Kyle Lowry is Possibly the Future

The season’s over for the Rockets.  Free Darko’s calling it a movement.  The lovely pollinated/uted Spring of South-East Texas is giving way to its brutal bludgeon of a relative that keeps most of us locked in our refrigerators, I mean homes, from May until October. LCD Sound System played its last show. All manner of students and teachers are preparing for the excitement of not seeing each other for a few months, and the tall-socked pageantry of America’s formerly favorite past-time is revving its carbureted engine for another go around the proverbial track. I’m a year older, and, presumably, so is everyone else.

So what can we say we’ve learned from this season, this year, this time we’ve spent watching giants run and jump and chase after an inflated leather ball instead of with our girlfriends, our wives, our responsibilities?

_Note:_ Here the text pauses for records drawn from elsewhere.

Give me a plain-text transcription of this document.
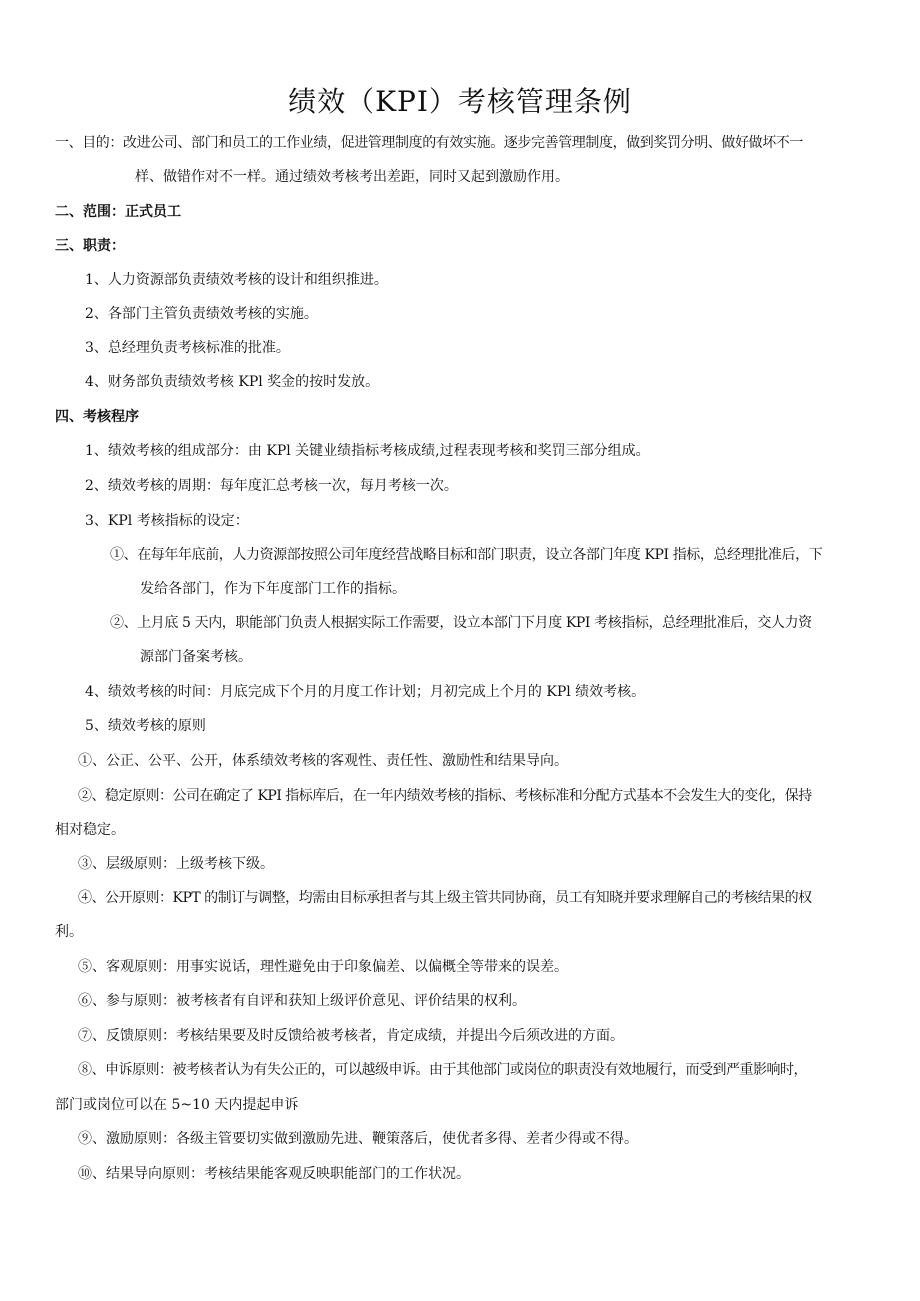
绩效（KPI）考核管理条例
一、目的：改进公司、部门和员工的工作业绩，促进管理制度的有效实施。逐步完善管理制度，做到奖罚分明、做好做坏不一
样、做错作对不一样。通过绩效考核考出差距，同时又起到激励作用。
二、范围：正式员工
三、职责：
1、人力资源部负责绩效考核的设计和组织推进。
2、各部门主管负责绩效考核的实施。
3、总经理负责考核标准的批准。
4、财务部负责绩效考核 KPl 奖金的按时发放。
四、考核程序
1、绩效考核的组成部分：由 KPl 关键业绩指标考核成绩,过程表现考核和奖罚三部分组成。
2、绩效考核的周期：每年度汇总考核一次，每月考核一次。
3、KPl 考核指标的设定：
①、在每年年底前，人力资源部按照公司年度经营战略目标和部门职责，设立各部门年度 KPI 指标，总经理批准后，下
发给各部门，作为下年度部门工作的指标。
②、上月底 5 天内，职能部门负责人根据实际工作需要，设立本部门下月度 KPI 考核指标，总经理批准后，交人力资
源部门备案考核。
4、绩效考核的时间：月底完成下个月的月度工作计划；月初完成上个月的 KPl 绩效考核。
5、绩效考核的原则
①、公正、公平、公开，体系绩效考核的客观性、责任性、激励性和结果导向。
②、稳定原则：公司在确定了 KPI 指标库后，在一年内绩效考核的指标、考核标准和分配方式基本不会发生大的变化，保持
相对稳定。
③、层级原则：上级考核下级。
④、公开原则：KPT 的制订与调整，均需由目标承担者与其上级主管共同协商，员工有知晓并要求理解自己的考核结果的权
利。
⑤、客观原则：用事实说话，理性避免由于印象偏差、以偏概全等带来的误差。
⑥、参与原则：被考核者有自评和获知上级评价意见、评价结果的权利。
⑦、反馈原则：考核结果要及时反馈给被考核者，肯定成绩，并提出今后须改进的方面。
⑧、申诉原则：被考核者认为有失公正的，可以越级申诉。由于其他部门或岗位的职责没有效地履行，而受到严重影响时，
部门或岗位可以在 5~10 天内提起申诉
⑨、激励原则：各级主管要切实做到激励先进、鞭策落后，使优者多得、差者少得或不得。
⑩、结果导向原则：考核结果能客观反映职能部门的工作状况。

The Rockets are exactly where we left them this time last year: without a chair when the music stopped, with the best record of the teams with the worst records, with an actual lottery ticket’s chance of winning the draft lottery and a sour-grapes lament about the city not being located a little further east. The team is largely still seen as a collection of “scrappy overachievers,” who are otherwise mostly harmless and generally uninteresting.

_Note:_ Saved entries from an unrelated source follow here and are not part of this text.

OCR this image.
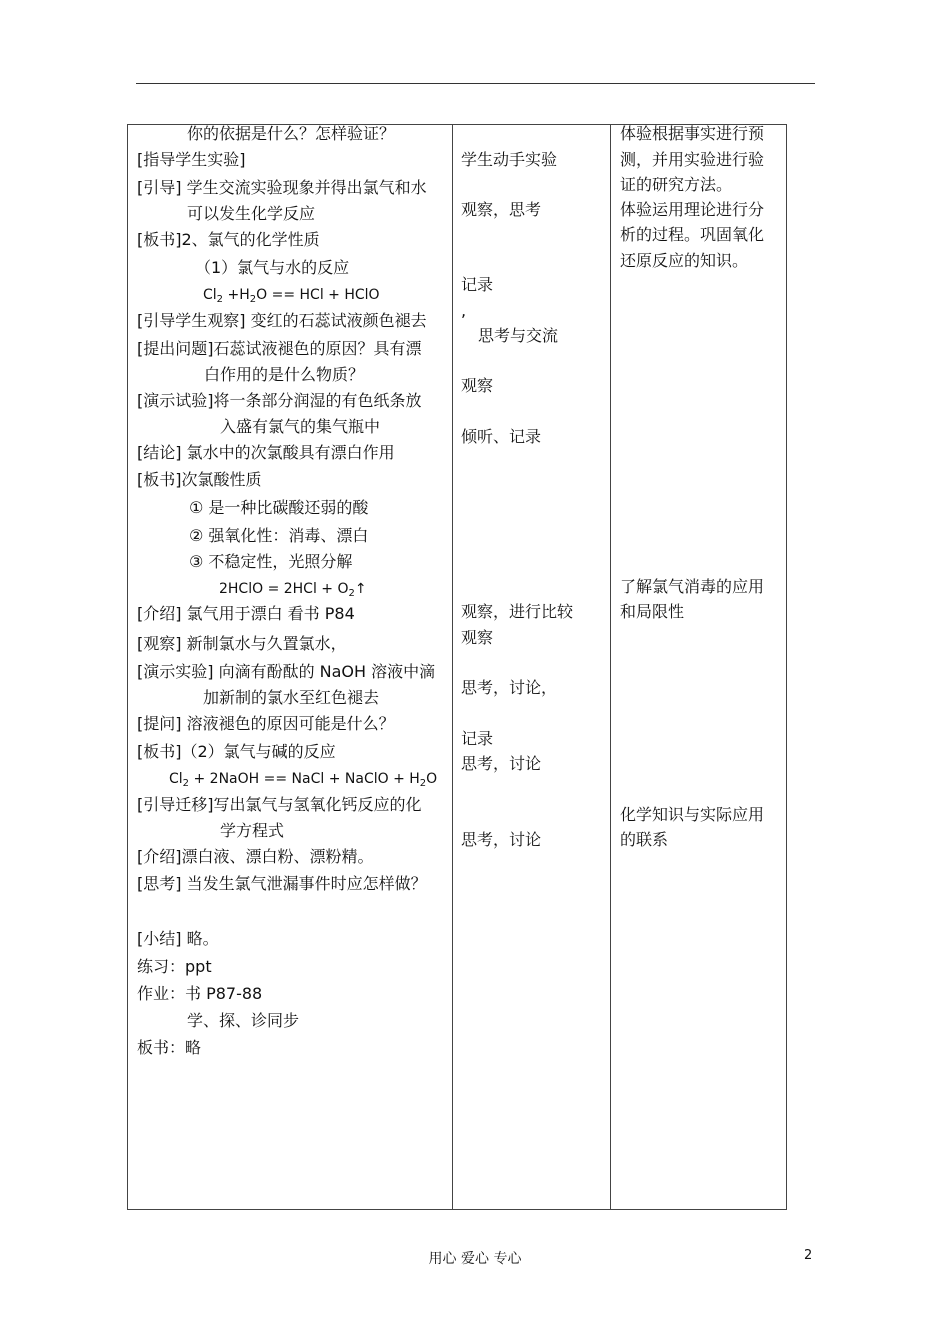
你的依据是什么？怎样验证？
[指导学生实验]
[引导] 学生交流实验现象并得出氯气和水
可以发生化学反应
[板书]2、氯气的化学性质
（1）氯气与水的反应
$Cl_2 +H_2O$ == HCl + HClO
[引导学生观察] 变红的石蕊试液颜色褪去
[提出问题]石蕊试液褪色的原因？具有漂
白作用的是什么物质？
[演示试验]将一条部分润湿的有色纸条放
入盛有氯气的集气瓶中
[结论] 氯水中的次氯酸具有漂白作用
[板书]次氯酸性质
① 是一种比碳酸还弱的酸
② 强氧化性：消毒、漂白
③ 不稳定性，光照分解
2HClO = $2HCl + O_2↑$
[介绍] 氯气用于漂白 看书 P84
[观察] 新制氯水与久置氯水，
[演示实验] 向滴有酚酞的 NaOH 溶液中滴
加新制的氯水至红色褪去
[提问] 溶液褪色的原因可能是什么？
[板书]（2）氯气与碱的反应
$Cl_2$ + 2NaOH == NaCl + NaClO + $H_2O$
[引导迁移]写出氯气与氢氧化钙反应的化
学方程式
[介绍]漂白液、漂白粉、漂粉精。
[思考] 当发生氯气泄漏事件时应怎样做？
[小结] 略。
练习：ppt
作业：书 P87-88
学、探、诊同步
板书：略
学生动手实验
观察，思考
记录
,
思考与交流
观察
倾听、记录
观察，进行比较
观察
思考，讨论，
记录
思考，讨论
思考，讨论
体验根据事实进行预
测，并用实验进行验
证的研究方法。
体验运用理论进行分
析的过程。巩固氧化
还原反应的知识。
了解氯气消毒的应用
和局限性
化学知识与实际应用
的联系
用心 爱心 专心	2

Despite the shadowy déjà-vu of this particular disappointment, one thing’s for certain. Kyle Lowry is possibly the future.

I say ‘possibly’ because we can only reasonably base this assumption on a month’s worth of production, but what a productive month it was. Lowry’s numbers per game for March: 19.8 points, 8.1 assists, 5.3 rebounds on 47.5% shooting from the field and 42.7% shooting from three.

But if he can continue at the pace he’s set for himself as a starter or even (dear god) build on it, then Kyle Lowry (yes, you’re reading this correctly) could easily count himself among the top ten point guards in the league.

That’s a very hopeful ‘if’ but a welcome one to a Houston faithful without a whole lot of hope or faith to carry into the offseason.

And if this ‘if’ becomes a ‘then’, then the Rockets, with Lowry and Martin, could boast one of the more potent back-courts in the entire N. B. of A.